This comprehensive handbook, the first of its kind to address the connection between nature-inspired and traditional computational paradigms, is a repository of case studies dealing with different problems in computing and solutions to these problems based on nature-inspired paradigms. The "Handbook of Nature-Inspired and Innovative Computing: Integrating Classical Models with Emerging Technologies" is an essential compilation of models, methods, and algorithms for researchers, professionals, and advanced-level students working in all areas of computer science, IT, biocomputing, and network engineering.
The book is intended to be a
Virtual Get Together of several researchers that one could invite to attend a conference on `futurism’ dealing with the theme of
Computing in the 21st Century. Of course, the list of topics that is explored here is by no means exhaustive but most of the conclusions provided can be extended to other research fields that are not covered here. There was a decision to limit the number of chapters while providing more pages for contributed authors to express their ideas, so that the handbook remains manageable within a single volume.

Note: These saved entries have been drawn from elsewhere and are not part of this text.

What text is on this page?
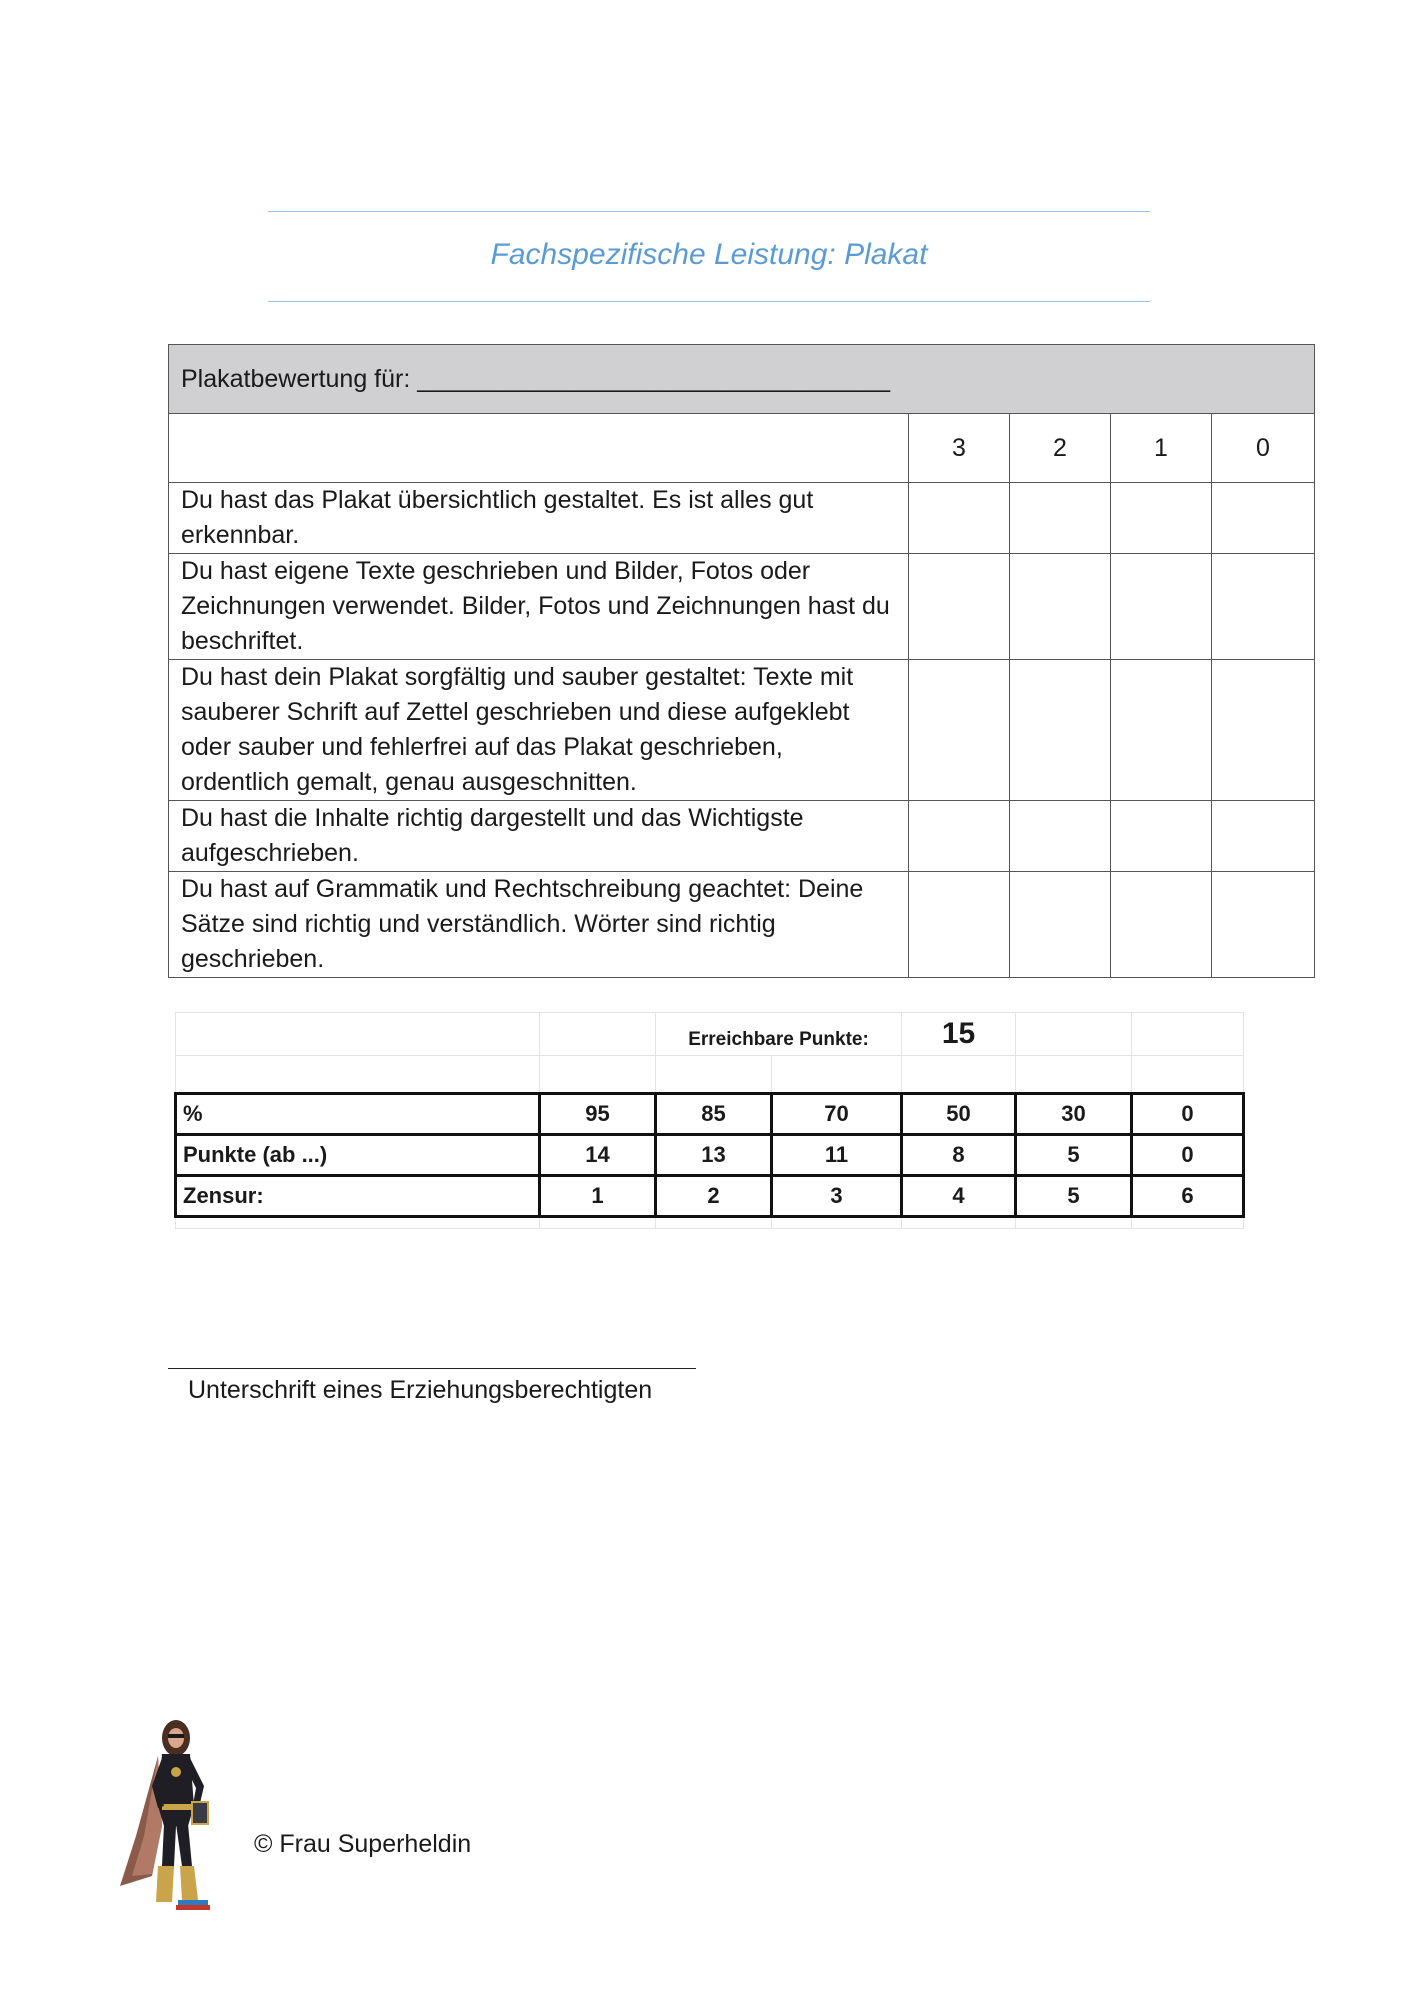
Fachspezifische Leistung: Plakat
Plakatbewertung für: __________________________________				
	3	2	1	0
Du hast das Plakat übersichtlich gestaltet. Es ist alles gut erkennbar.				
Du hast eigene Texte geschrieben und Bilder, Fotos oder Zeichnungen verwendet. Bilder, Fotos und Zeichnungen hast du beschriftet.				
Du hast dein Plakat sorgfältig und sauber gestaltet: Texte mit sauberer Schrift auf Zettel geschrieben und diese aufgeklebt oder sauber und fehlerfrei auf das Plakat geschrieben, ordentlich gemalt, genau ausgeschnitten.				
Du hast die Inhalte richtig dargestellt und das Wichtigste aufgeschrieben.				
Du hast auf Grammatik und Rechtschreibung geachtet: Deine Sätze sind richtig und verständlich. Wörter sind richtig geschrieben.				
		Erreichbare Punkte:		15		

%	95	85	70	50	30	0
Punkte (ab ...)	14	13	11	8	5	0
Zensur:	1	2	3	4	5	6

Unterschrift eines Erziehungsberechtigten
© Frau Superheldin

It is also hoped that the topics covered will get readers to think of the implications of such new ideas for developments in their own fields. Further, the enabling technologies and application areas are to be understood very broadly and include, but are not limited to, the areas included in the handbook.
The handbook endeavors to strike a balance between theoretical and practical coverage of a range of innovative computing paradigms and applications. The handbook is organized into three main sections: (I) Models, (II) Enabling Technologies and (III) Application Domains; and the titles of the different chapters are self-explanatory to what is covered. The handbook is intended to be a repository of paradigms, technologies, and applications that target the different facets of the process of computing.
The book brings together a combination of chapters that normally don’t appear in the same space in the wide literature, such as bioinformatics, molecular computing, optics, quantum computing, and others. However, these new paradigms are changing the face of computing as we know it and they will be influencing and radically revolutionizing traditional computational paradigms. So, this volume catches the wave at the right time by allowing the contributors to explore with great freedom and elaborate on how their respective fields are contributing to re-shaping the field of computing.